Sarah O'Shea, Holloway inmate

There was praise for the "positive and creative thinking" shown by staff at the jail which houses 500 prisoners at a cost of 40,500 per inmate a year to run.

Prison governor David Lancaster said he believed the courts were sending too many women to jail.

He said they would be better catered for in secure units or special hospitals.

The operational manager for women's prisons, Niall Clifford, said he was having to make savings of between 80m and 100m among the 16 prisons under his remit.

"Holloway is not being treated any differently to any other establishment, in fact it is being treated more favourably in some respects."

Anger management

Mr Clifford said that recruiting nurses for the prison's health centre was a problem and that 40,000 a month was being spent on agency personnel.

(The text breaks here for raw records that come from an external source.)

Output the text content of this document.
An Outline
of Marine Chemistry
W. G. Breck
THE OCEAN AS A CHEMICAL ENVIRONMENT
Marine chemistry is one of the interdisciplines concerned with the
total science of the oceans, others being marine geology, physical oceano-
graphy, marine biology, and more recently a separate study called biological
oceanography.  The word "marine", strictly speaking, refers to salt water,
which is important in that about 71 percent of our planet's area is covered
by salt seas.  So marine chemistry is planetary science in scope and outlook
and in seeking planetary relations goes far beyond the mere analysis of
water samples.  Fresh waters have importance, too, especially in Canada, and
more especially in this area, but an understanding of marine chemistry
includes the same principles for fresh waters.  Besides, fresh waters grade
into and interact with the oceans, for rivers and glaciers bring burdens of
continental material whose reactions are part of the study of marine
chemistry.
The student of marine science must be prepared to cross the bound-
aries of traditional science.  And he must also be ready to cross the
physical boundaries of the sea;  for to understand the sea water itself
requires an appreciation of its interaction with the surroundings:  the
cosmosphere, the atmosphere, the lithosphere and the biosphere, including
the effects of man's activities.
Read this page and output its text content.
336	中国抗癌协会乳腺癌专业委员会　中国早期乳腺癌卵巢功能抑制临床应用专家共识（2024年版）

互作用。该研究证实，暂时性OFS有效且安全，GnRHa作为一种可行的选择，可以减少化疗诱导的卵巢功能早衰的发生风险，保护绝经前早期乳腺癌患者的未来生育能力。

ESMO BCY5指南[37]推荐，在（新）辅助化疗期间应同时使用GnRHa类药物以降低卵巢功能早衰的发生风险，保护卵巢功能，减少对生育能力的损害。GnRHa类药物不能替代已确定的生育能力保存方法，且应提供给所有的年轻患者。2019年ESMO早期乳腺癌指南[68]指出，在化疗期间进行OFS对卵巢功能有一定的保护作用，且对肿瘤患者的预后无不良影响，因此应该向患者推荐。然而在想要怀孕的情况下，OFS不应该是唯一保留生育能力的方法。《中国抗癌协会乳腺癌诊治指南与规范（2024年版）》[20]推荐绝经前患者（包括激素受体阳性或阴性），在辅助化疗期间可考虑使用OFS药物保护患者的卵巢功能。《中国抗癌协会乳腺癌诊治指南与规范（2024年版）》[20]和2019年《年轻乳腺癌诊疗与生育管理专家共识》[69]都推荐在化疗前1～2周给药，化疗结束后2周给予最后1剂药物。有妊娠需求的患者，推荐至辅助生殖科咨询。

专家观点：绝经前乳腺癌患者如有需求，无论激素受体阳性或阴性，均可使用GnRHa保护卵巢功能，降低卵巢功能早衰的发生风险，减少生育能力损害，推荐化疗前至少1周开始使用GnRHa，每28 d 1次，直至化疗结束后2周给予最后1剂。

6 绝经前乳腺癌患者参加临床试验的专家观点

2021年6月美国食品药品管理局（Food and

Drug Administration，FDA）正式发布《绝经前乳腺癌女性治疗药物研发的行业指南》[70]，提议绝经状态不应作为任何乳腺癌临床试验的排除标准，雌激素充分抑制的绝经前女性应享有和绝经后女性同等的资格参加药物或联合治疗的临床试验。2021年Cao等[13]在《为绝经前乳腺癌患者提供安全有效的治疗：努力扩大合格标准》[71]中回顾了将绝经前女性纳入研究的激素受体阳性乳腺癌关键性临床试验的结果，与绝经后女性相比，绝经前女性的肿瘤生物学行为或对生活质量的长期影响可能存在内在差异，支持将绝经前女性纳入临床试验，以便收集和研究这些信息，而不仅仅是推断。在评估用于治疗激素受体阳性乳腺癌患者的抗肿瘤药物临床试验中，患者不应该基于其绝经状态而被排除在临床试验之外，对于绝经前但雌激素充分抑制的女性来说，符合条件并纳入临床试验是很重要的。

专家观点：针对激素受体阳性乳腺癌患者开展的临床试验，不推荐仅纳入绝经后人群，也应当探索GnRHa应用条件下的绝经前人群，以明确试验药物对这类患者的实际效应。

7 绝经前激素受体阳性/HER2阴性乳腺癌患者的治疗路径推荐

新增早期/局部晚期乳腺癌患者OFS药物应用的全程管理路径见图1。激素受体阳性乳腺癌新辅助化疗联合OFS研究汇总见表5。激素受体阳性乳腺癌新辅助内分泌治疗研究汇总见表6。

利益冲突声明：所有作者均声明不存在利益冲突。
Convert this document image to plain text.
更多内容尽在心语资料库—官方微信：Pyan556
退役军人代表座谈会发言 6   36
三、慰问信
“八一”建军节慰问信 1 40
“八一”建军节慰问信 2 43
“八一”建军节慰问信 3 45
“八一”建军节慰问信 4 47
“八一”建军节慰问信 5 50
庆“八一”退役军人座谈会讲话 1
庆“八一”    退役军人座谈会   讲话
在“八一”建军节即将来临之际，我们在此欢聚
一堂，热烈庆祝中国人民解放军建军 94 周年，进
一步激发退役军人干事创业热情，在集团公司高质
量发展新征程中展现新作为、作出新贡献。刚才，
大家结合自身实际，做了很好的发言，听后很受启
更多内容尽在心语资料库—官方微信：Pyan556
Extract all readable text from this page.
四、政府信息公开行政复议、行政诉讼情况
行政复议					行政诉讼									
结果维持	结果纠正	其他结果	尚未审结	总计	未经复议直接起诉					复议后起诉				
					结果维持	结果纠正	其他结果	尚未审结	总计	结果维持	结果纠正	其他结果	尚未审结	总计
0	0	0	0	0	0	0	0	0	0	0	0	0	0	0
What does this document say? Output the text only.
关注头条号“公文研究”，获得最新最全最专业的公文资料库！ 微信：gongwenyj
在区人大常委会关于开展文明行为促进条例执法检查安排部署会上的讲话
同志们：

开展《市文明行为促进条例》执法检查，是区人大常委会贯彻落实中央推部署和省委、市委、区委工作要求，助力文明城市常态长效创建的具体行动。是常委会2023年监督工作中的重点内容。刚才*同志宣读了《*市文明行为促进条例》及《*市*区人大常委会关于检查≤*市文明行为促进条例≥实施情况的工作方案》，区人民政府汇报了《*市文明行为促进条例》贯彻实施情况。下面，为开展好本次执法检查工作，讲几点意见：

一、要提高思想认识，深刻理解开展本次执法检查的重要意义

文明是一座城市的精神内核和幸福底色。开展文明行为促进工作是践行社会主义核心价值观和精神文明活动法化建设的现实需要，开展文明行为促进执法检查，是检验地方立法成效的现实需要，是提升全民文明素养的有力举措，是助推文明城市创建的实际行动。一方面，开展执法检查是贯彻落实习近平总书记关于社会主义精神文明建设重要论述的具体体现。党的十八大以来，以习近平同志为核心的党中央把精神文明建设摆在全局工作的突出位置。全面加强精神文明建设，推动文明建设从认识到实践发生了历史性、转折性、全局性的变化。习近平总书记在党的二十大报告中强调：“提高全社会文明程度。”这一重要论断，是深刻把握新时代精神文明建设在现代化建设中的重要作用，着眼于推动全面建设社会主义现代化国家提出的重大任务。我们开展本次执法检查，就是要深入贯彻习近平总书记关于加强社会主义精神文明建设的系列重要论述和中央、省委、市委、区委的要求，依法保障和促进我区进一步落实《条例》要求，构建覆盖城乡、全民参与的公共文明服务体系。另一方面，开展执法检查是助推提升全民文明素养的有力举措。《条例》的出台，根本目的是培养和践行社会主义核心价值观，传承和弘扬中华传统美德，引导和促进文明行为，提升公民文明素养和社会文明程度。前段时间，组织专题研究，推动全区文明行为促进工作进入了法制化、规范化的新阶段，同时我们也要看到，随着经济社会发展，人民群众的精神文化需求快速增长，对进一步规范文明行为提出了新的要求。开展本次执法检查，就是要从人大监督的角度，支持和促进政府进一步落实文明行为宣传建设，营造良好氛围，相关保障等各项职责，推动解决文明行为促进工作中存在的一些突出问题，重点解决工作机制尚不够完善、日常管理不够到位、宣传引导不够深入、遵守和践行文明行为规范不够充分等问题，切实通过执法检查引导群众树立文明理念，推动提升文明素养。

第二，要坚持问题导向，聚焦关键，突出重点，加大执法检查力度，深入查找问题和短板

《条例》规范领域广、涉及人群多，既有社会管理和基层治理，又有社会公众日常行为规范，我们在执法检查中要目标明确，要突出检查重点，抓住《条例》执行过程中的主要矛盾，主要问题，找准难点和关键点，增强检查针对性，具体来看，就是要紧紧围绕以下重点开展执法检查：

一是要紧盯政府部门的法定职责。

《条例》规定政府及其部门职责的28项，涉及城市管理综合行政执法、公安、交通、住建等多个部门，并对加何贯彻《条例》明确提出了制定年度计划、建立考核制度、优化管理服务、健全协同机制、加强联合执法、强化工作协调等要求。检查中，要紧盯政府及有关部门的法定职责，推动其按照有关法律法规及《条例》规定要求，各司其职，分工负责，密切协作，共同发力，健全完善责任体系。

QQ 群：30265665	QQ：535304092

Inmate Gillian Bryant, who was convicted of robbing a petrol station, said: "They definitely need new doctors.

"You put in for an appointment and it can take up to four weeks to be seen."

Sarah O'Shea, who is serving a sentence for cocaine smuggling, said: "I thought I was streetwise until I came in here - it's really opened my eyes."

She said that with the help of staff she had gained qualifications and certificates in several subjects including anger management and assertiveness.